A trabalhadora de Bangladesh Sumi Akhter estava com medo de entrar na fábrica de roupas, que parecia estar à beira do colapso, mas a administração ameaçou reter seu salário se ela não o fizesse. Uma hora depois, lutava pela vida sob os escombros do Rana Plaza.

Mais de 1.130 pessoas morreram, incluindo sua mãe, no desabamento de um prédio de sete andares em Savar, a oeste da capital Daca, em 24 de abril de 2013, no pior desastre industrial da história de Bangladesh.

As equipes de resgate passaram várias semanas tentando encontrar sobreviventes e retirando os corpos dos mortos dos escombros.

Sumi Akhter e sua mãe, que também trabalhava no Rana Plaza, hesitaram em voltar no dia do desastre por medo de que o prédio rachado desabasse.

“Eles poderiam ter nos dito: ‘Não entrem no prédio’ (…) muitas pessoas teriam sido salvas”, disse Akhter à AFP.

Mas a administração exigiu que os funcionários voltassem ao trabalho, apesar dos riscos óbvios, acrescenta.

-“Estamos morrendo lentamente” –

A tragédia expôs as deploráveis condições de trabalho dos quatro milhões de trabalhadores que fabricam roupas em Bangladesh para marcas ocidentais.

Mais de 2.000 pessoas sobreviveram, mas muitas ainda carregam traumas físicos e psicológicos profundos.

“Estamos vivos, mas estamos morrendo lentamente”, diz Akhter.

Segundo pesquisa da organização Action Aid, cerca de 80% dos sobreviventes não voltou ao trabalho.

Sumi Akhter teve a perna amputada e nunca mais encontrou emprego. Recebeu 9.500 dólares (cerca de 47.966 reais, na cotação atual) de indenização, mas afirma que suas despesas médicas e a perda do emprego excedem esse valor.

“Tudo o que peço é que a justiça seja feita”, implora.

Um tribunal de Bangladesh indiciou 38 pessoas por assassinato, incluindo Sohel Rana, um influente político do partido governista e proprietário do Rana Plaza.

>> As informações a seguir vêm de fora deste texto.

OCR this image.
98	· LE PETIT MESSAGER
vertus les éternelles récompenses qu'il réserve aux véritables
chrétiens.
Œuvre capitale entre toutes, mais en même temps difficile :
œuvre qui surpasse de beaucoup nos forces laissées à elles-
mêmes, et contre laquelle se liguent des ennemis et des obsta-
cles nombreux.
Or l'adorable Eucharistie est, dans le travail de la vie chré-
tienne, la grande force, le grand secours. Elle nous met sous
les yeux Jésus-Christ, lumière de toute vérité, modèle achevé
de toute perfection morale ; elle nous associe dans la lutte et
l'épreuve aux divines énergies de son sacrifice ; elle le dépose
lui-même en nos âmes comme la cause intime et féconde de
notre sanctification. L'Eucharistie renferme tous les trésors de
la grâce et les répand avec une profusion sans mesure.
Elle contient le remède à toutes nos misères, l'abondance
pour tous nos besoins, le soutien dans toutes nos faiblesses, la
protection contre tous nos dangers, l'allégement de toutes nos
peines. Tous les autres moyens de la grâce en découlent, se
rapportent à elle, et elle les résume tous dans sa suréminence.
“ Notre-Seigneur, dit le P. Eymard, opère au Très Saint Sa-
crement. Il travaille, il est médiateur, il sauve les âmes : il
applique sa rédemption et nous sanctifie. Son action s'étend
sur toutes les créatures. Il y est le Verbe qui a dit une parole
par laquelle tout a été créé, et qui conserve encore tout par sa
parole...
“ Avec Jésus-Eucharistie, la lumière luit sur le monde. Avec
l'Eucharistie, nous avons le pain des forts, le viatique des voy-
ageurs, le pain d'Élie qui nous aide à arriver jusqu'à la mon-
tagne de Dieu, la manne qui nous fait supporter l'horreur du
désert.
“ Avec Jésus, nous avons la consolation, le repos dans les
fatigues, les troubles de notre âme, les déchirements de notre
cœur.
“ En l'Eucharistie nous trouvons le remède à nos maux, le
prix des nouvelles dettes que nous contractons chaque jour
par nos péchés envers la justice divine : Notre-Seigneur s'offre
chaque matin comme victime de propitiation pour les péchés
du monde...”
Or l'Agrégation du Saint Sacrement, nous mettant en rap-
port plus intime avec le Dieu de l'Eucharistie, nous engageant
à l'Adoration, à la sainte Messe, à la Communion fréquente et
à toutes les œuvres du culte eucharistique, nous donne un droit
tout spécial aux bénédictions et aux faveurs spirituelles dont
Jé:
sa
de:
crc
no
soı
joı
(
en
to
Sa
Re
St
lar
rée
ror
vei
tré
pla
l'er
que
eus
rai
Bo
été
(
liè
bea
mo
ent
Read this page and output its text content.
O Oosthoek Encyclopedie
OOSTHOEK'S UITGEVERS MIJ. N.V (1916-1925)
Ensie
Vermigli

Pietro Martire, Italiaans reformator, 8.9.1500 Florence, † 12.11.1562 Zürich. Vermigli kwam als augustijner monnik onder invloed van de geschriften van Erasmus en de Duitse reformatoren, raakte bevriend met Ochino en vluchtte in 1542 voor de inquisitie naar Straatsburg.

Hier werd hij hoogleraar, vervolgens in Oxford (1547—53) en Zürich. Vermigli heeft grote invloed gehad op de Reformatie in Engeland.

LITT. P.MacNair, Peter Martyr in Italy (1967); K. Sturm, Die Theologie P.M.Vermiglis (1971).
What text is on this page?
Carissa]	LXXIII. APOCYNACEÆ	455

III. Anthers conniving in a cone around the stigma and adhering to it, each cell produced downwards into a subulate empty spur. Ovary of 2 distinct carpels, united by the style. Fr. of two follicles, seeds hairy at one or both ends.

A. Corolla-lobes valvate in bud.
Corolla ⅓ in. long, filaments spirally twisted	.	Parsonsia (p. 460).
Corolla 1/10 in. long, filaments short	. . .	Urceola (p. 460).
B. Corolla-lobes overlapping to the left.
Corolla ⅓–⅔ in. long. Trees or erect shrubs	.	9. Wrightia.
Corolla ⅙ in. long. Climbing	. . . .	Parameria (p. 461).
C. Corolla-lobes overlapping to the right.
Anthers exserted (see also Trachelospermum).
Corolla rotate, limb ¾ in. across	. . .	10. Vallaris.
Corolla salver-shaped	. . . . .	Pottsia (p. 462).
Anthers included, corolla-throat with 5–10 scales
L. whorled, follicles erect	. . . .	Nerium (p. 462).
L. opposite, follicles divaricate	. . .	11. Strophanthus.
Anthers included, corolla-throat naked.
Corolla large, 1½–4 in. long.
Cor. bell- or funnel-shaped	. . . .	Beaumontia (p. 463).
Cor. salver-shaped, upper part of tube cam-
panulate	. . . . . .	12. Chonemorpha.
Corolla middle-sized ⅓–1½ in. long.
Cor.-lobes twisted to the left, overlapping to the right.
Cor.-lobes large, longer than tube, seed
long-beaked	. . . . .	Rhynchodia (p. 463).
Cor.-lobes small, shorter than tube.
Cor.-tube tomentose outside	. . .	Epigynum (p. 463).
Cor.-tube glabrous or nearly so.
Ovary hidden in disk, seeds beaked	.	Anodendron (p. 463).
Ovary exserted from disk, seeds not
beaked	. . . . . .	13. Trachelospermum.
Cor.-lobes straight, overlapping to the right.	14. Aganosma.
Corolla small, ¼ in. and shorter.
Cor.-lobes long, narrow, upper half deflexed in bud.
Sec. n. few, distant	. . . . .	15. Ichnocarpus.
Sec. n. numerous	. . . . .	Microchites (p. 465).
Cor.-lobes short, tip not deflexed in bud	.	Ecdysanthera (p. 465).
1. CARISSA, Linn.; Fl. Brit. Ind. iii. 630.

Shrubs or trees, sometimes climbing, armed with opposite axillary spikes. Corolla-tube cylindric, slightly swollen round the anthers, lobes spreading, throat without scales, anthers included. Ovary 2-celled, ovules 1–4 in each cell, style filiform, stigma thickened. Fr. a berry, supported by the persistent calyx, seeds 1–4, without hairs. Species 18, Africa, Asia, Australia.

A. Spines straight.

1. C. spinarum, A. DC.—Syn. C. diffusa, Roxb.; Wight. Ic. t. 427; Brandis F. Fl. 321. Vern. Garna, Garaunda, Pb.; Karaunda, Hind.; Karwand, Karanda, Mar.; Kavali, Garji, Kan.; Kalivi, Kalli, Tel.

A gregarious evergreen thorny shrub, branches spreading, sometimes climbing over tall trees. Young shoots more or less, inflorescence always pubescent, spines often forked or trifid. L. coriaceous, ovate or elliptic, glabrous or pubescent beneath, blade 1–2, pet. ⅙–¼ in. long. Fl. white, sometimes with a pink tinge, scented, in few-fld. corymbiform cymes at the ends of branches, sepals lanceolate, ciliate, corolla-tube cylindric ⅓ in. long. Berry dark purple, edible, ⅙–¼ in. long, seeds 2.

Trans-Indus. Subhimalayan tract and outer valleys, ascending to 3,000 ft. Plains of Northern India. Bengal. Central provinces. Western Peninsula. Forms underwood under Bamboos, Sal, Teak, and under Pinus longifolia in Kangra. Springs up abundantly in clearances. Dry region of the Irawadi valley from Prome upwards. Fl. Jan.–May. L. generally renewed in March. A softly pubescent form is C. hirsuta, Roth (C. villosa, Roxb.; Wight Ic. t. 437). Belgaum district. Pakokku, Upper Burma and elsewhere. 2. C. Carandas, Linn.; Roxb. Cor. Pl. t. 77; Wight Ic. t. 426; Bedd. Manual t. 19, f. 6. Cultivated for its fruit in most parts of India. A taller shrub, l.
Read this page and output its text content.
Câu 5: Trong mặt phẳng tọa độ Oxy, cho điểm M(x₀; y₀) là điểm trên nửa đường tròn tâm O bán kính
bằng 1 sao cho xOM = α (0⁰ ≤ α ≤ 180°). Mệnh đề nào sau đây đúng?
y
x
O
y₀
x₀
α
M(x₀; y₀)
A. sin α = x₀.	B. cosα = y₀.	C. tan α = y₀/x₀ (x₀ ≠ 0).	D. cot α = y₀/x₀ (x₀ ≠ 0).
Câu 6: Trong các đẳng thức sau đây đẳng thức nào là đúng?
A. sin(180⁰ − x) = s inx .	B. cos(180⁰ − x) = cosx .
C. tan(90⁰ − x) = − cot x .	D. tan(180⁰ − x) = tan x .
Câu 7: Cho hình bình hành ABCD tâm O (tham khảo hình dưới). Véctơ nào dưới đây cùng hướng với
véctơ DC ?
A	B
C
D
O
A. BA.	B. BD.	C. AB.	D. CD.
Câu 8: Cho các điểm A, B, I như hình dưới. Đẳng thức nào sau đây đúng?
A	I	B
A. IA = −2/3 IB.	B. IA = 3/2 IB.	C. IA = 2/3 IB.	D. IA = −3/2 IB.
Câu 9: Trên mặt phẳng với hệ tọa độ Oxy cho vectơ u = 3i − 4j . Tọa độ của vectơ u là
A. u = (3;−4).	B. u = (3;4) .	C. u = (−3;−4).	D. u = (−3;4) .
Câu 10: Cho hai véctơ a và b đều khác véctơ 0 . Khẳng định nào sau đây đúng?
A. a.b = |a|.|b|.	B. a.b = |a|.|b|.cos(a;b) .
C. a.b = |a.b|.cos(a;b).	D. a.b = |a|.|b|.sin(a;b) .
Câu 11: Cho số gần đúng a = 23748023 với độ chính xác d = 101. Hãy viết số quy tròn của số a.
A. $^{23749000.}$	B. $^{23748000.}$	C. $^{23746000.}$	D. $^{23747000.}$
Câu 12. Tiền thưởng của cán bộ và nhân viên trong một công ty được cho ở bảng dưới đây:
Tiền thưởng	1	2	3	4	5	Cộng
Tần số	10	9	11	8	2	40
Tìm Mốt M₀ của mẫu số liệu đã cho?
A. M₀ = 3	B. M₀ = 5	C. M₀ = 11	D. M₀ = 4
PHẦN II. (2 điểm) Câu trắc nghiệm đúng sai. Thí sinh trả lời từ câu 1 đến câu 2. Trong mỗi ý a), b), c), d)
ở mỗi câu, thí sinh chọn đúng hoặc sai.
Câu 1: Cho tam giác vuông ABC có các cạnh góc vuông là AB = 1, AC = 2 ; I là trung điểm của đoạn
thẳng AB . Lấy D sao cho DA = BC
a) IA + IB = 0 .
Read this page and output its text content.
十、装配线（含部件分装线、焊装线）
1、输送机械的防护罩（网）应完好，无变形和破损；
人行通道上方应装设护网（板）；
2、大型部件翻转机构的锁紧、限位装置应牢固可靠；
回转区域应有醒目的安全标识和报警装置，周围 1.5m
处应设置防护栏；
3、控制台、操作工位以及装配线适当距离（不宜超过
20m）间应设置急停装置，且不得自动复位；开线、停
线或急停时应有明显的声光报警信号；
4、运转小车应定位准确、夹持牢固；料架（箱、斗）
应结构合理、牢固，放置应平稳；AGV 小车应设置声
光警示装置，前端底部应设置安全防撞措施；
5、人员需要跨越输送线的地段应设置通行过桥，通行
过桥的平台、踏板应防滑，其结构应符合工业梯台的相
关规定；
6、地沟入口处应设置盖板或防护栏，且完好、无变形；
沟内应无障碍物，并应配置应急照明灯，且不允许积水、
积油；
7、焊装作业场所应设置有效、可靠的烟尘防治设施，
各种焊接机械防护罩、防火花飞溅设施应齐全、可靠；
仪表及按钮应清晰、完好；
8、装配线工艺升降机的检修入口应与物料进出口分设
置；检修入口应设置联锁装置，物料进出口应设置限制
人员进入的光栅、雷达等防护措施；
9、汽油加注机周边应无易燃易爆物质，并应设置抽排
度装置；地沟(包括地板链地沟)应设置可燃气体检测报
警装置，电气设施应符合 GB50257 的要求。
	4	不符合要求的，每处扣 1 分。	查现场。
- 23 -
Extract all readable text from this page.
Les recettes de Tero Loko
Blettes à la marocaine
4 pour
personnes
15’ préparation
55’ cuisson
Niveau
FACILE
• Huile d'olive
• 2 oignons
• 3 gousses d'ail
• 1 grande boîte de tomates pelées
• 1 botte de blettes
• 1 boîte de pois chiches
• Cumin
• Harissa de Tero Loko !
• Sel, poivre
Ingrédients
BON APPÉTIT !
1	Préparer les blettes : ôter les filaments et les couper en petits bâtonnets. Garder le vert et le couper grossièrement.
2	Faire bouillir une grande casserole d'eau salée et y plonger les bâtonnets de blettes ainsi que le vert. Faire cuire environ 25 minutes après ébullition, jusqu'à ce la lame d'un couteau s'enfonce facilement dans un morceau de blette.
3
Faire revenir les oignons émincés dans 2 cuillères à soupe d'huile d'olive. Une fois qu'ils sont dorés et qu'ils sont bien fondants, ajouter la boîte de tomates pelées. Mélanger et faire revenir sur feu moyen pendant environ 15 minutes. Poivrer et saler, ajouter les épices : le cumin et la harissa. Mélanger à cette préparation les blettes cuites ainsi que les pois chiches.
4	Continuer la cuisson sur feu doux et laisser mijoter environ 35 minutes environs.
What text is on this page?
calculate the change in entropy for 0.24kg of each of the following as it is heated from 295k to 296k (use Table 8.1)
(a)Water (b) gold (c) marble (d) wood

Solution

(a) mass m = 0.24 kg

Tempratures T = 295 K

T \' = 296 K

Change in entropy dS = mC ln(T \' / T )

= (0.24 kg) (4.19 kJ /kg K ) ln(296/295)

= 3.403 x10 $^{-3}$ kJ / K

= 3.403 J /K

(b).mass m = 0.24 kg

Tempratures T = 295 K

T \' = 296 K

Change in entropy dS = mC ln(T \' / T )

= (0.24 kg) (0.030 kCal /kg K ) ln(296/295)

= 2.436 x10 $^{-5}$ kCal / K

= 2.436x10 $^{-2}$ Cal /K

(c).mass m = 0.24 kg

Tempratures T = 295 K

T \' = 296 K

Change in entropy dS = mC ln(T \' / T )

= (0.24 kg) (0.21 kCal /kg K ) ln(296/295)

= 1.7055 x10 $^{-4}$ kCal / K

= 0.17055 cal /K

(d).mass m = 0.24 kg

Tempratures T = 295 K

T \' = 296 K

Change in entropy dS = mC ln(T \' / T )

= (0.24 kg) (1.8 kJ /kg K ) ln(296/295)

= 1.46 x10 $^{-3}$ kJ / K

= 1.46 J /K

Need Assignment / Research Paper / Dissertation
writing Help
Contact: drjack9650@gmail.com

Mas o julgamento está tão atolado que o promotor Bimal Samadder não espera um veredicto por vários anos.

Segundo ele, há evidências de que as pessoas foram “obrigadas” a voltar ao trabalho, apesar do perigo óbvio.

“Os diretores, os proprietários das oficinas e os donos do prédio os ameaçaram de que, se não trabalhassem, não receberiam seus salários”, disse à AFP.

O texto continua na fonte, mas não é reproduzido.